Clearly, the EHS professionals need to pick the topics, set the structure and objectives, and screen the presenters; but for major meetings, it really helps to bring in the professionals to plan and coordinate the logistics. NAEM excelled in this area at their 2004 Forum in Orlando, Fla. Not only did the event run smoothly, but it was coordinated to include significant others at the social events. Space does not permit me to list all the small, but important, details that were attended to.
The point is that having a major meeting come off without a hitch is both a science and an art. Few EHS professionals, on their own, can work their way through all the potential glitches or opportunities. There are even cost-saving opportunities if you have a negotiator on your side that understands the jargon of "rack rates," "comp rooms," and so on. For big conferences, this is a must; but even for large corporate meetings, it may be advisable. For example, Schering-Plough, based in Union, N.J., used WorldTravel Meetings & Incentives (WTMI) of Chicago for its highly successful 2004 annual EHS conference in Puerto Rico.2 I used a similar meeting planning company at GE. The key is to not use a local travel agency plucked from the Yellow Pages, but a firm with experience and a reputation for excellence in planning.

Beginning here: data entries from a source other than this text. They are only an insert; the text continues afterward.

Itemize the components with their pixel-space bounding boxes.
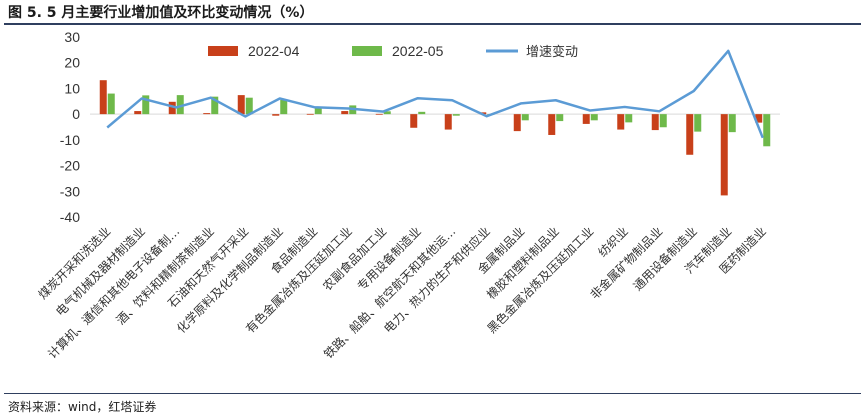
bar-2022-04 [548, 114, 556, 135]
bar-2022-05 [452, 114, 460, 116]
source-rule [4, 393, 861, 394]
bar-2022-05 [728, 114, 736, 133]
legend-swatch [208, 46, 238, 56]
bar-2022-04 [755, 114, 763, 123]
bar-2022-05 [418, 111, 426, 115]
bar-2022-05 [383, 111, 391, 115]
chart-area: -40 -30 -20 -10 0 10 20 30 煤炭开采和洗选业电气机械及器材制造业计算… [36, 29, 780, 362]
x-category-label: 计算机、通信和其他电子设备制… [44, 224, 182, 362]
line-series [106, 49, 764, 139]
bar-2022-04 [617, 114, 625, 130]
y-tick-label: 20 [64, 55, 80, 71]
bar-2022-05 [176, 95, 184, 115]
legend-label: 2022-05 [392, 43, 444, 59]
y-tick-label: 30 [64, 29, 80, 45]
line-增速变动 [106, 49, 764, 139]
bar-2022-05 [245, 97, 253, 115]
bar-2022-05 [211, 96, 219, 115]
y-tick-label: -10 [60, 132, 80, 148]
legend-label: 2022-04 [248, 43, 300, 59]
bar-2022-04 [203, 113, 211, 115]
bar-2022-05 [694, 114, 702, 132]
bar-2022-05 [314, 106, 322, 115]
bar-2022-05 [521, 114, 529, 121]
bar-2022-04 [513, 114, 521, 132]
y-tick-label: 10 [64, 80, 80, 96]
bar-2022-04 [720, 114, 728, 196]
bar-2022-04 [410, 114, 418, 128]
bar-2022-05 [280, 100, 288, 115]
bar-2022-05 [142, 95, 150, 115]
bar-2022-05 [659, 114, 667, 128]
title-rule [4, 23, 861, 25]
bar-2022-04 [134, 111, 142, 115]
source-note: 资料来源：wind，红塔证券 [8, 400, 157, 414]
y-tick-label: -40 [60, 209, 80, 225]
x-axis-labels: 煤炭开采和洗选业电气机械及器材制造业计算机、通信和其他电子设备制…酒、饮料和精制… [36, 224, 769, 362]
bar-2022-05 [590, 114, 598, 121]
bar-2022-05 [556, 114, 564, 122]
bar-2022-05 [107, 93, 115, 115]
bar-2022-04 [237, 95, 245, 115]
bar-2022-04 [272, 114, 280, 116]
y-tick-label: -20 [60, 158, 80, 174]
legend-swatch [352, 46, 382, 56]
bar-2022-05 [763, 114, 771, 147]
bar-2022-04 [582, 114, 590, 124]
y-tick-label: 0 [72, 106, 80, 122]
figure-title: 图 5. 5 月主要行业增加值及环比变动情况（%） [8, 5, 314, 21]
bar-2022-04 [444, 114, 452, 130]
bar-2022-04 [686, 114, 694, 155]
bar-2022-05 [625, 114, 633, 123]
bar-2022-04 [168, 101, 176, 115]
bar-2022-04 [375, 113, 383, 115]
bar-2022-04 [341, 111, 349, 115]
bar-2022-04 [99, 80, 107, 115]
bar-2022-04 [306, 113, 314, 115]
y-tick-label: -30 [60, 183, 80, 199]
bar-series [99, 80, 771, 196]
bar-2022-04 [651, 114, 659, 131]
legend-label: 增速变动 [526, 44, 578, 60]
legend: 2022-04 2022-05 增速变动 [208, 43, 578, 60]
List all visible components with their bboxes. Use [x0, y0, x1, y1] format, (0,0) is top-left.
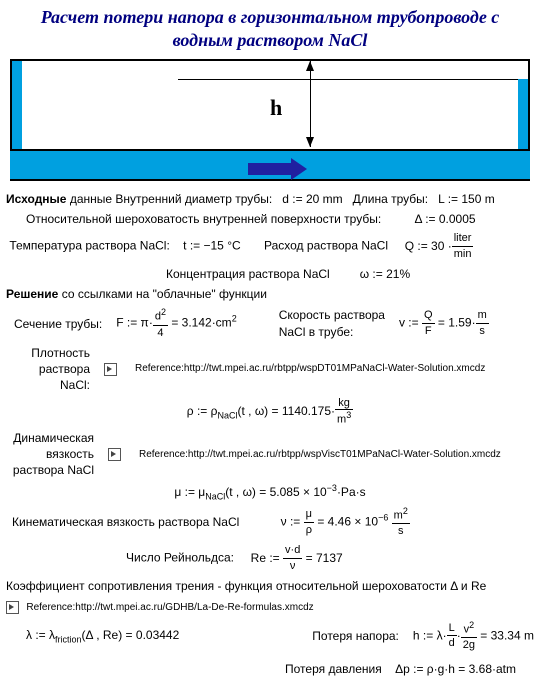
input-heading: Исходные: [6, 192, 66, 206]
title-line-2: водным раствором NaCl: [173, 30, 368, 50]
dp-expr: Δp := ρ·g·h = 3.68·atm: [395, 662, 516, 676]
nu-label: Кинематическая вязкость раствора NaCl: [12, 514, 239, 530]
page-title: Расчет потери напора в горизонтальном тр…: [6, 6, 534, 51]
water-right: [518, 79, 528, 149]
solution-heading-row: Решение со ссылками на "облачные" функци…: [6, 286, 534, 302]
lambda-expr: λ := λfriction(Δ , Re) = 0.03442: [26, 627, 179, 646]
length-label: Длина трубы:: [353, 192, 428, 206]
dp-label: Потеря давления: [285, 662, 382, 676]
nu-row: Кинематическая вязкость раствора NaCl ν …: [6, 505, 534, 539]
roughness-label: Относительной шероховатость внутренней п…: [26, 212, 381, 226]
water-level-line: [178, 79, 518, 80]
reference-icon[interactable]: [6, 601, 19, 614]
reference-icon[interactable]: [108, 448, 121, 461]
dp-row: Потеря давления Δp := ρ·g·h = 3.68·atm: [6, 661, 534, 677]
input-row-1: Исходные данные Внутренний диаметр трубы…: [6, 191, 534, 207]
friction-label: Коэффициент сопротивления трения - функц…: [6, 578, 534, 594]
frame-right: [528, 59, 530, 151]
title-line-1: Расчет потери напора в горизонтальном тр…: [41, 7, 500, 27]
lambda-head-row: λ := λfriction(Δ , Re) = 0.03442 Потеря …: [6, 619, 534, 653]
velocity-label: Скорость раствора NaCl в трубе:: [279, 307, 385, 339]
input-row-4: Концентрация раствора NaCl ω := 21%: [6, 266, 534, 282]
reference-2: Reference:http://twt.mpei.ac.ru/rbtpp/ws…: [139, 448, 501, 462]
F-expr: F := π·d24 = 3.142·cm2: [116, 306, 236, 340]
L-value: L := 150 m: [438, 192, 495, 206]
mu-expr: μ := μNaCl(t , ω) = 5.085 × 10−3·Pa·s: [6, 483, 534, 501]
flow-label: Расход раствора NaCl: [264, 239, 388, 253]
flow-arrow: [248, 158, 307, 180]
re-expr: Re := v·dν = 7137: [251, 551, 343, 565]
water-left: [12, 61, 22, 149]
flow-value: Q := 30 ·litermin: [401, 239, 473, 253]
nu-expr: ν := μρ = 4.46 × 10−6 m2s: [281, 505, 410, 539]
d-value: d := 20 mm: [282, 192, 342, 206]
input-row-3: Температура раствора NaCl: t := −15 °C Р…: [6, 231, 534, 262]
reference-icon[interactable]: [104, 363, 117, 376]
solution-heading-rest: со ссылками на "облачные" функции: [58, 287, 267, 301]
input-row-2: Относительной шероховатость внутренней п…: [26, 211, 534, 227]
height-arrow: [310, 61, 311, 147]
rho-expr: ρ := ρNaCl(t , ω) = 1140.175·kgm3: [6, 397, 534, 426]
roughness-value: Δ := 0.0005: [415, 212, 476, 226]
re-row: Число Рейнольдса: Re := v·dν = 7137: [6, 543, 534, 574]
solution-heading: Решение: [6, 287, 58, 301]
input-diameter-label: данные Внутренний диаметр трубы:: [66, 192, 272, 206]
v-expr: v := QF = 1.59·ms: [399, 308, 489, 339]
re-label: Число Рейнольдса:: [126, 551, 234, 565]
mu-label: Динамическая вязкость раствора NaCl: [6, 430, 94, 479]
reference-3: Reference:http://twt.mpei.ac.ru/GDHB/La-…: [26, 602, 313, 613]
ref3-row: Reference:http://twt.mpei.ac.ru/GDHB/La-…: [6, 598, 534, 615]
reference-1: Reference:http://twt.mpei.ac.ru/rbtpp/ws…: [135, 362, 485, 376]
head-expr: h := λ·Ld·v22g = 33.34 m: [413, 619, 534, 653]
head-label: Потеря напора:: [312, 628, 399, 644]
viscosity-dyn-row: Динамическая вязкость раствора NaCl Refe…: [6, 430, 534, 479]
frame-top: [10, 59, 530, 61]
pipe-diagram: h: [10, 59, 530, 181]
section-velocity-row: Сечение трубы: F := π·d24 = 3.142·cm2 Ск…: [6, 306, 534, 340]
temp-label: Температура раствора NaCl:: [9, 239, 169, 253]
density-row: Плотность раствора NaCl: Reference:http:…: [6, 345, 534, 394]
conc-label: Концентрация раствора NaCl: [166, 267, 330, 281]
section-label: Сечение трубы:: [14, 316, 102, 332]
density-label: Плотность раствора NaCl:: [6, 345, 90, 394]
conc-value: ω := 21%: [360, 267, 410, 281]
height-label: h: [270, 95, 282, 121]
temp-value: t := −15 °C: [183, 239, 241, 253]
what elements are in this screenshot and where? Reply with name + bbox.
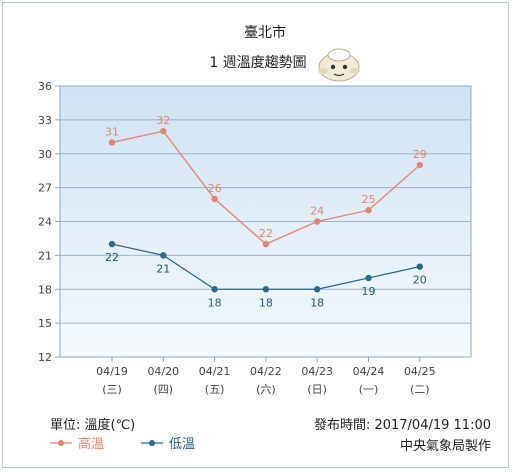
data-point-low <box>262 286 270 293</box>
x-tick-weekday: (六) <box>256 383 276 396</box>
data-label-high: 26 <box>208 182 222 195</box>
y-tick-label: 24 <box>38 216 52 229</box>
chart-frame: 臺北市 1 週溫度趨勢圖 12 15 18 21 24 27 30 33 36 04/19 (三)… <box>2 2 509 468</box>
data-label-low: 21 <box>156 262 170 275</box>
x-tick-label: 04/20 <box>147 365 179 378</box>
data-label-low: 18 <box>208 296 222 309</box>
y-tick-label: 36 <box>38 80 52 93</box>
x-tick-weekday: (五) <box>205 383 225 396</box>
x-tick-weekday: (二) <box>410 383 430 396</box>
producer-label: 中央氣象局製作 <box>400 439 491 454</box>
data-point-low <box>108 240 116 248</box>
data-point-low <box>416 263 423 270</box>
data-point-low <box>160 252 167 259</box>
data-point-high <box>314 218 321 225</box>
x-tick-label: 04/24 <box>353 365 385 378</box>
y-tick-label: 33 <box>38 114 52 127</box>
y-tick-label: 30 <box>38 148 52 161</box>
legend: 高溫 低溫 <box>50 436 195 452</box>
x-tick-weekday: (四) <box>154 383 174 396</box>
issued-time: 發布時間: 2017/04/19 11:00 <box>314 418 491 433</box>
x-tick-label: 04/21 <box>199 365 231 378</box>
y-tick-label: 27 <box>38 182 52 195</box>
legend-label-high: 高溫 <box>78 436 104 452</box>
x-tick-weekday: (日) <box>307 383 327 396</box>
x-tick-weekday: (一) <box>359 383 379 396</box>
y-tick-label: 18 <box>38 283 52 296</box>
x-tick-label: 04/19 <box>96 365 128 378</box>
data-point-high <box>365 207 372 214</box>
data-label-low: 18 <box>259 296 273 309</box>
data-point-high <box>211 195 218 203</box>
unit-label: 單位: 溫度(℃) <box>50 417 135 433</box>
x-axis: 04/19 (三) 04/20 (四) 04/21 (五) 04/22 (六) 04/23 (日)… <box>96 357 436 396</box>
series-layer: 31 32 26 22 24 25 29 22 21 18 18 18 19 20 <box>105 114 427 309</box>
x-tick-label: 04/23 <box>301 365 333 378</box>
y-tick-label: 15 <box>38 317 52 330</box>
chart-title: 臺北市 <box>244 24 286 41</box>
data-point-low <box>211 286 218 293</box>
data-point-high <box>108 139 116 146</box>
data-point-high <box>160 127 167 135</box>
data-label-high: 22 <box>259 227 273 240</box>
data-label-low: 19 <box>362 285 376 298</box>
data-label-low: 22 <box>105 251 119 264</box>
y-tick-label: 21 <box>38 249 52 262</box>
data-label-high: 29 <box>413 148 427 161</box>
data-label-high: 32 <box>156 114 170 127</box>
data-label-high: 25 <box>362 193 376 206</box>
cloud-mascot-icon <box>318 48 360 82</box>
gridlines <box>60 119 471 324</box>
data-point-high <box>416 161 423 169</box>
x-tick-label: 04/25 <box>404 365 436 378</box>
data-label-high: 24 <box>310 205 324 218</box>
chart-subtitle: 1 週溫度趨勢圖 <box>209 55 306 71</box>
legend-item-high: 高溫 <box>50 436 104 452</box>
data-point-high <box>262 240 270 248</box>
x-tick-label: 04/22 <box>250 365 282 378</box>
legend-item-low: 低溫 <box>141 437 195 452</box>
x-tick-weekday: (三) <box>102 383 122 396</box>
legend-label-low: 低溫 <box>169 437 195 452</box>
data-label-low: 20 <box>413 274 427 287</box>
data-point-low <box>365 274 372 282</box>
y-axis: 12 15 18 21 24 27 30 33 36 <box>38 80 60 364</box>
temperature-chart: 臺北市 1 週溫度趨勢圖 12 15 18 21 24 27 30 33 36 04/19 (三)… <box>38 24 491 454</box>
data-label-low: 18 <box>310 296 324 309</box>
y-tick-label: 12 <box>38 351 52 364</box>
data-label-high: 31 <box>105 125 119 138</box>
data-point-low <box>314 286 321 293</box>
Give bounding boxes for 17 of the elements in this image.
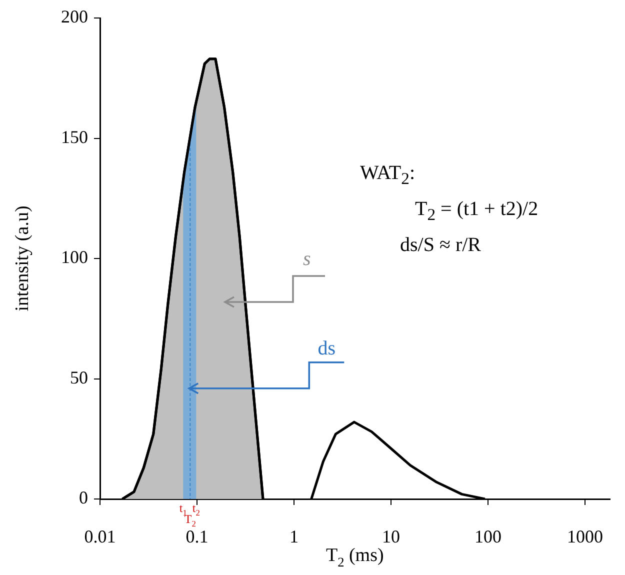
x-tick-label: 100 xyxy=(474,526,502,547)
y-tick-label: 150 xyxy=(61,126,88,147)
annotation: ds xyxy=(318,337,336,360)
annotation: ds/S ≈ r/R xyxy=(399,233,482,258)
x-tick-label: 10 xyxy=(382,526,400,547)
x-tick-label: 1000 xyxy=(567,526,603,547)
y-tick-label: 100 xyxy=(61,247,88,268)
x-tick-label: 0.01 xyxy=(84,526,116,547)
y-tick-label: 200 xyxy=(61,6,88,27)
annotation: T$_{2}$ = (t1 + t2)/2 xyxy=(414,197,538,226)
x-tick-label: 0.1 xyxy=(186,526,208,547)
annotation: WAT$_{2}$: xyxy=(360,161,416,190)
y-tick-label: 0 xyxy=(79,488,88,508)
y-tick-label: 50 xyxy=(70,367,88,388)
annotation: s xyxy=(303,248,311,271)
x-tick-label: 1 xyxy=(290,526,298,547)
y-axis-title: intensity (a.u) xyxy=(12,206,33,312)
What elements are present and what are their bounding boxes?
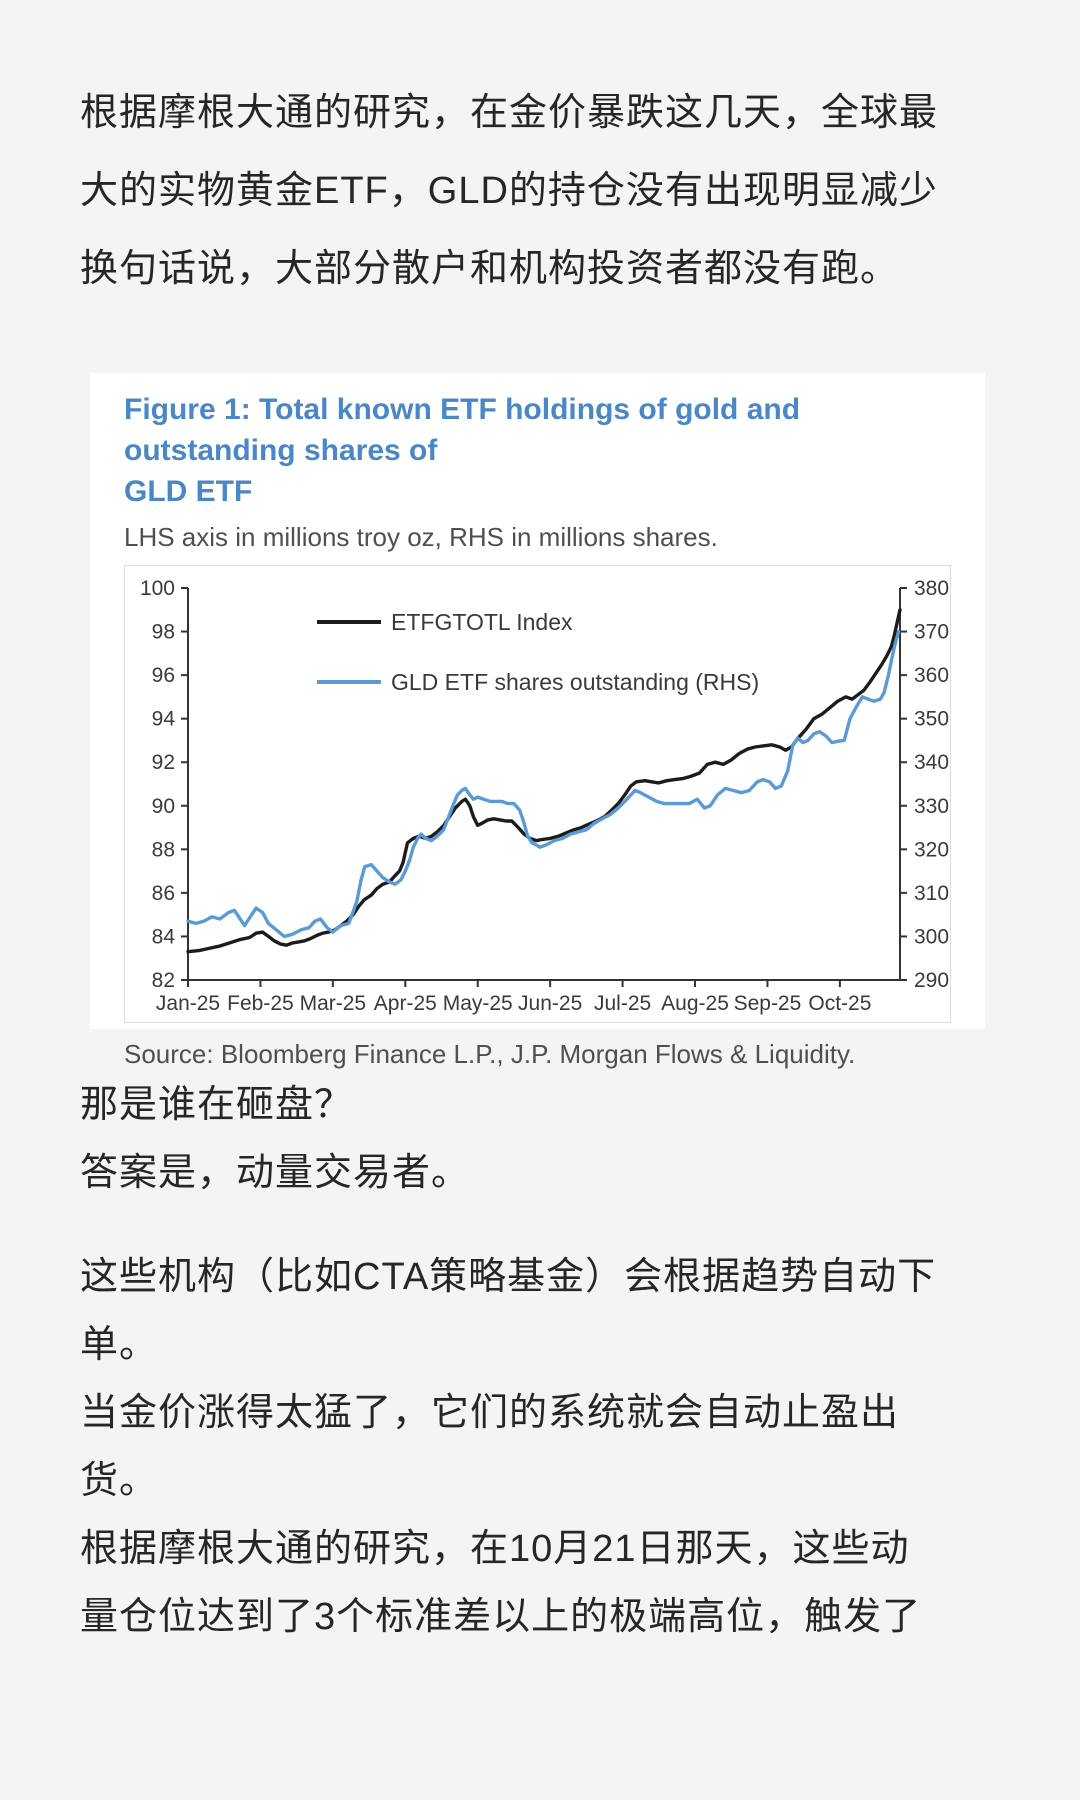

The best corporate meetings focus on a few key challenges. They have great presenters who generate enthusiasm and sessions that yield tangible deliverables. Large trade association and professional society meetings may involve a more complex span of coverage, but the underlining success factor is the same: attendees want the unvarnished truth on emerging issues and case studies and suggestions on how to manage these issues. They want practical and pragmatic sessions that can generate ideas leading to competitive advantage. An endless stream of politically correct spin and public relations pitches contributes nothing but ego stroking. A successful corporate meeting takes planning, proper structuring in keeping with meeting objectives, and careful selection and screening of speakers.
1. Formerly the National Association for Environmental Management, now called NAEM, The Premier Association for EHS Management, www.NAEM.org.
2. WTMI is an operating unit of WorldTravel BTI, www.worldtravel.com, Nancy Muse (budgeting and planning), Erin Beckway (onsite coordination).